3
$\begingroup$

I am trying to find the type of singularity the function $f(z) = \exp\left(\frac{(\cos z-1)^2}{z^4}\right).$ has at $z = 0$.

The expression reduces to $\exp\left(\frac{\sin^4(z/2)}{z^4/2}\right).$ The function has removable singularity at $z=0$ as $\lim_{z\rightarrow 0}zf(z)=0.$

Am I right?

  • 0
    The expression you say the original one reduces to is incorrect.2012-07-29

3 Answers 3

3

Let our function be $\exp(g(z))$, where $g(z)=\frac{4\sin^4(z/2)}{z^4}$. Note that $g(z)=\frac{1}{4}\left(\frac{\sin(z/2)}{z/2}\right)^4.$ But $\lim_{z\to 0}\frac{\sin(z/2)}{z/2}=1$ It follows that $\lim_{z\to 0} \,\exp(g(z))=\exp(1/4).$ So although there is a singularity at $0$, it is indeed removable by defining a new function which agrees with our function everywhere (except $0$ of course) and is $\exp(1/4)$ at $0$.

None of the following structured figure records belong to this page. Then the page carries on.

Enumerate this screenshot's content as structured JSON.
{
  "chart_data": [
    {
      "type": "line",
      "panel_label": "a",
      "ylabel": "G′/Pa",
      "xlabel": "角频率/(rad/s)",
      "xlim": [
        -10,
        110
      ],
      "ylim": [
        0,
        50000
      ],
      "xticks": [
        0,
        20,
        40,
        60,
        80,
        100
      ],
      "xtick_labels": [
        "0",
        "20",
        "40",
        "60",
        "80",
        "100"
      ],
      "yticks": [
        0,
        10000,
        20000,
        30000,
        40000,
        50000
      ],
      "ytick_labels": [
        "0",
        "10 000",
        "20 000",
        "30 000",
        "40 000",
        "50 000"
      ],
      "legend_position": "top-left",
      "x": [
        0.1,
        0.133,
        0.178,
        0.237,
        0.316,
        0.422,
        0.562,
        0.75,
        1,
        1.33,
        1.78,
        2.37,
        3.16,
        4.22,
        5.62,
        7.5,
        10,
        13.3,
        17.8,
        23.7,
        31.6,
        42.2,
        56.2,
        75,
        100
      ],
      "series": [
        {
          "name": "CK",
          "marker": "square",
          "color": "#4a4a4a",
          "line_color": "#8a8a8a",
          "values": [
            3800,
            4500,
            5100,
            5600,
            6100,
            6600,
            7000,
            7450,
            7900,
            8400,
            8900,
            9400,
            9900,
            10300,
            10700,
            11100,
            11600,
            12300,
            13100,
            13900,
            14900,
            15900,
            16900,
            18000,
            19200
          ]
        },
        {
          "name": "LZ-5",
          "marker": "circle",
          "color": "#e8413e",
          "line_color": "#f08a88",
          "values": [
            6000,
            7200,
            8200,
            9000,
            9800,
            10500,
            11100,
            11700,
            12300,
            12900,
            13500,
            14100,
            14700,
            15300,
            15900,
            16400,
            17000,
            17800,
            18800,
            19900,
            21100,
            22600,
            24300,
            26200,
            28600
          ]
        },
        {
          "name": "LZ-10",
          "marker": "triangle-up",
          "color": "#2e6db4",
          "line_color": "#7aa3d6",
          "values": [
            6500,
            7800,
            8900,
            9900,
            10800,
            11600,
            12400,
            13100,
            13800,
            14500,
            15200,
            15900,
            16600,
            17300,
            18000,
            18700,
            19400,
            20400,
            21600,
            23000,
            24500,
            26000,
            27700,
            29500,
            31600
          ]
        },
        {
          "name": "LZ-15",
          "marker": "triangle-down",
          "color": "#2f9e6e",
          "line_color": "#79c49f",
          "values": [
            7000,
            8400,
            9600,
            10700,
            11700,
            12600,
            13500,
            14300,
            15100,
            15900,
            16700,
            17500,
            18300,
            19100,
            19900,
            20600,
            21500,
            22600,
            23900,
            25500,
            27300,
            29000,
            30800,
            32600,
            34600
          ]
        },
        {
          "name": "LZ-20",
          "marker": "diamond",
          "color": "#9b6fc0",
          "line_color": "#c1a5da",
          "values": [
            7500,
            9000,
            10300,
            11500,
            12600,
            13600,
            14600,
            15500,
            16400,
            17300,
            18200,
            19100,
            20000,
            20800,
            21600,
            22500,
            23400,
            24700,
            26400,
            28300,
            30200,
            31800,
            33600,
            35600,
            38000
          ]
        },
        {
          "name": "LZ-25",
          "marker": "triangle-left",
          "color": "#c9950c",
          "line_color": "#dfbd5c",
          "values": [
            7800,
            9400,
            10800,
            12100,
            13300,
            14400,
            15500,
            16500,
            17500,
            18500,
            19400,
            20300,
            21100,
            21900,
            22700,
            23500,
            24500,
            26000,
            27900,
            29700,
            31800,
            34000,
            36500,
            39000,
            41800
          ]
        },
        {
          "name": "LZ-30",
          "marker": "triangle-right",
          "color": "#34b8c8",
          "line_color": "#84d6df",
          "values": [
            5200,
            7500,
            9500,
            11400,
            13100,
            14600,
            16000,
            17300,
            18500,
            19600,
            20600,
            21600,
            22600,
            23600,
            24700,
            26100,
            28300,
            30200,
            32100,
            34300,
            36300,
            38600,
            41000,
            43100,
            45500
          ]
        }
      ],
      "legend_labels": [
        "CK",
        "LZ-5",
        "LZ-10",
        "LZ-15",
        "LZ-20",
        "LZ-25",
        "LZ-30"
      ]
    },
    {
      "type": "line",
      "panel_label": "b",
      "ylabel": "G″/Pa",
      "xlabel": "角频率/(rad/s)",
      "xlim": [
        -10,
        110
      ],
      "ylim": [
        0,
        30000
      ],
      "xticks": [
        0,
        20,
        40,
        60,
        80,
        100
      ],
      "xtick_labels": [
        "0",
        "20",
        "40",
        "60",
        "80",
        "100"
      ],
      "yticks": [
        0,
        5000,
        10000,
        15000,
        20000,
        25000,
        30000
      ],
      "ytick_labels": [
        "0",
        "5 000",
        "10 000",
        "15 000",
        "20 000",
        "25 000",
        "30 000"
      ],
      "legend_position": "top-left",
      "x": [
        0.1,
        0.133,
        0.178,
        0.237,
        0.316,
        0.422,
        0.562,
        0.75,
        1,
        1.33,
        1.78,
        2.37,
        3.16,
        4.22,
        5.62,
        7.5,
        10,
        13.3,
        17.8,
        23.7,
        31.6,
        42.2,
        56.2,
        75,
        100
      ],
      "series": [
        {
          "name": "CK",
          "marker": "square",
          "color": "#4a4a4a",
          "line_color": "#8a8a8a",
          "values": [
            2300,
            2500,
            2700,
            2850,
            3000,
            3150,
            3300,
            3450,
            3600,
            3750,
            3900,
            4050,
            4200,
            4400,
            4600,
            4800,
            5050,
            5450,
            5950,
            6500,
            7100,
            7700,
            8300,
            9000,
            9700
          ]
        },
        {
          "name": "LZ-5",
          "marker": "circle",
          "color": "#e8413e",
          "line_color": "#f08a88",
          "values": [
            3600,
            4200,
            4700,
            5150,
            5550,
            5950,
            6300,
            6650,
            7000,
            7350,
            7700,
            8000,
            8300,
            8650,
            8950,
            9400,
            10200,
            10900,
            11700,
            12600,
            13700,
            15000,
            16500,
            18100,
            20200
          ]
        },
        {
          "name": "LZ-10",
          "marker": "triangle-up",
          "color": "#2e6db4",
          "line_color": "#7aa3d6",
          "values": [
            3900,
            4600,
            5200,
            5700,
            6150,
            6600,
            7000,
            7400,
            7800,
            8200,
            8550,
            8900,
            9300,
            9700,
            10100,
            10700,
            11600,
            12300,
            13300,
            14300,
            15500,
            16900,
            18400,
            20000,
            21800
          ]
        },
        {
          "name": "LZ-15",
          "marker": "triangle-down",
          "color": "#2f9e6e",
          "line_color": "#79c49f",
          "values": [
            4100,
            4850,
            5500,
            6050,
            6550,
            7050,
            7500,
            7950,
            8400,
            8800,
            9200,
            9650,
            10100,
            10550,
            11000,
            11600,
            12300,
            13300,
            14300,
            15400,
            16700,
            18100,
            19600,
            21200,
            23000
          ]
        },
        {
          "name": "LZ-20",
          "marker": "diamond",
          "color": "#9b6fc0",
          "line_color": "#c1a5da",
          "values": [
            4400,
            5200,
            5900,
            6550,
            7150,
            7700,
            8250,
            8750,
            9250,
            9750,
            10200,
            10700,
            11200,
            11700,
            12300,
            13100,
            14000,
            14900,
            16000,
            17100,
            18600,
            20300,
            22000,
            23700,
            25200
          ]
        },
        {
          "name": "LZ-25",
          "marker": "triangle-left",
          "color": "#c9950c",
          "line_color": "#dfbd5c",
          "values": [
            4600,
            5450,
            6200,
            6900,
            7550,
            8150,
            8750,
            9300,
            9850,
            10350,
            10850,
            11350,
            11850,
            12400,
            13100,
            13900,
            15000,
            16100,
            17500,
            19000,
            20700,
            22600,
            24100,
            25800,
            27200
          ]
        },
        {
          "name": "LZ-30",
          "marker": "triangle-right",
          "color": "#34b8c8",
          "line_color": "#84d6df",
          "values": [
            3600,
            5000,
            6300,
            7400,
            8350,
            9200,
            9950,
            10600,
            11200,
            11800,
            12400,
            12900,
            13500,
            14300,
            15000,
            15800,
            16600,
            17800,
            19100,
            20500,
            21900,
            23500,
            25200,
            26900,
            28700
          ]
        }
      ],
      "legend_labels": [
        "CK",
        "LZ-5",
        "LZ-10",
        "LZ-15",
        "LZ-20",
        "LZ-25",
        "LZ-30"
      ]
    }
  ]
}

Remark: The limit of $zf(z)$ is indeed $0$, but that has no real connection with the fact that $f(z)$ has a removable singularity at $0$.

  • 0
    @DonAntonio: Yes, at first I assumed the OP's formula was correct, but noticed that there there was a typo in the formula given/2012-07-29
1

I don't understand:

$\cos z=\cos\left(\frac{z}{2}+\frac{z}{2}\right)=\cos^2\frac{z}{2}-\sin^2\frac{z}{2}=1-2\sin^2\frac{z}{2}\Longrightarrow (\cos z-1)^2=4\sin^4\frac{z}{2}\Longrightarrow$ $\Longrightarrow e^\frac{(\cos z-1)^2}{z^4}=e^{\frac{\sin^4z/2}{\left(z^2/2\right)^2}}=e^{g(z)}\,,\,\,\text{with}$

$g(z)=\frac{4\sin^4z/2}{z^4}=\frac{1}{4}\left(\frac{\sin z/2}{z/2}\right)^4$

Thus, $e^{g(z)}\xrightarrow [z\to 0]{} e^{1/4}\Longrightarrow \lim_{z\to 0}\,\,z\,e^{g(z)}=0$

1

Using the power series representation: $\cos(z)-1 = -z^2/2 +z^4/4! - \cdots$ $(\cos(z)-1)^2 = z^4/4 -z^6/4! +z^8/320 - \cdots$ $(\cos(z)-1)^2/z^4 = 1/4 -z^2/4! +z^4/320 - \cdots$ $\lim_{z \to 0} ((\cos(z)-1)^2/z^4) = 1/4 $ $\lim_{z \to 0} f(z) = \exp(1/4) $ Perhaps it is also needed to do statements on the convergence of the occuring series, but I think it is sufficient to say one time, that $\cos(x)$ is entire...